A report just published in the New England Journal of Medicine presents the results of an investigation into the efficacy of a new anti-shingles vaccine — one that utilizes only a particular protein subunit of the virus to confer immunity against it.
Since the effectiveness of the immune system tends to wane with age, these researchers wanted to determine if the new vaccine would be as effective in older people (i.e. over 70) as it had been shown to be in those between 50 and 70. In an international study using centers in 18 countries, the researchers recruited over 13,000 individuals. Three thousand were over 80 years of age, and the rest were between 70 and 79. Half the participants were randomly assigned to receive 2 doses of the active vaccine, two months apart. The rest received placebo injections on the same schedule.

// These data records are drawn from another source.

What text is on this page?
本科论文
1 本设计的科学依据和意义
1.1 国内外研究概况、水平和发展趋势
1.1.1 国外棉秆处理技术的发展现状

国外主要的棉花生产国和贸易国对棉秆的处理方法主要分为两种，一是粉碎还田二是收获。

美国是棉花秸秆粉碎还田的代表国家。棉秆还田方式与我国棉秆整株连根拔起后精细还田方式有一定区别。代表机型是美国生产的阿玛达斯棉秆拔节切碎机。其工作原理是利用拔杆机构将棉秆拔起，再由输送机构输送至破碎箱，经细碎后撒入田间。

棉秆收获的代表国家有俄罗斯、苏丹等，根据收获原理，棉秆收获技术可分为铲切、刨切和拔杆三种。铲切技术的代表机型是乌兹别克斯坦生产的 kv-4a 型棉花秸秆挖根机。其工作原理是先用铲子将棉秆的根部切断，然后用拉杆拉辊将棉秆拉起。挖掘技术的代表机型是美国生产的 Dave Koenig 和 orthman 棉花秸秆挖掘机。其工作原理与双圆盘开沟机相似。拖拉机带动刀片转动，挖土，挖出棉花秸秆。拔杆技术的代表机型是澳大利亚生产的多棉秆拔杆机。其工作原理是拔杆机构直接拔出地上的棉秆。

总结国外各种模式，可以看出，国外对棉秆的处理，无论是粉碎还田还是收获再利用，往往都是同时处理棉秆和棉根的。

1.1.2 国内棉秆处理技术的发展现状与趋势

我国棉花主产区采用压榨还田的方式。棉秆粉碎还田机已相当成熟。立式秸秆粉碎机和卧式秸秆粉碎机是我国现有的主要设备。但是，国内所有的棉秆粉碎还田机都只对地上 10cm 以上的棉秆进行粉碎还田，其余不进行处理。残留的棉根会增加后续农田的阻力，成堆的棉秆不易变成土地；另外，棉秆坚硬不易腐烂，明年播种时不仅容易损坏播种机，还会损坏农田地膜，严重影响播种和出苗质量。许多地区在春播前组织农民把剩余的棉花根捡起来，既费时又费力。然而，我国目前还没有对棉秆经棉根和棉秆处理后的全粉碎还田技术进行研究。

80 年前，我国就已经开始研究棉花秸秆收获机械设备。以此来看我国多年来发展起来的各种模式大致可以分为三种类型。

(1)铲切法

After nearly 4 years of follow-up, the vaccine efficacy was nearly 90 percent in both those between 70 and 79 years old, and those who were 80 or older, compared to those receiving the placebo injections — a result that was highly statistically significant. Similarly, the efficacy against postherpetic neuralgia in the few who did develop shingles was about 89 percent.
Since the US population is aging, with the number of individuals over the age of 65 expected to increase at least through 2050, effective vaccines against shingles and post-herpetic neuralgia will also become more and more important. A situation of constant pain, if not just discomfort, is not conducive to happy golden years!
The authors of the present study stated "we found that the adjuvanted subunit HZ/su vaccine reduced the risk of herpes zoster and postherpetic neuralgia among adults 70 years of age or older, without substantial safety concerns." Hopefully, this vaccine will reach the market at a reasonable cost, and will allow those too old to have benefited from the chickenpox vaccine to avoid the misery of shingles.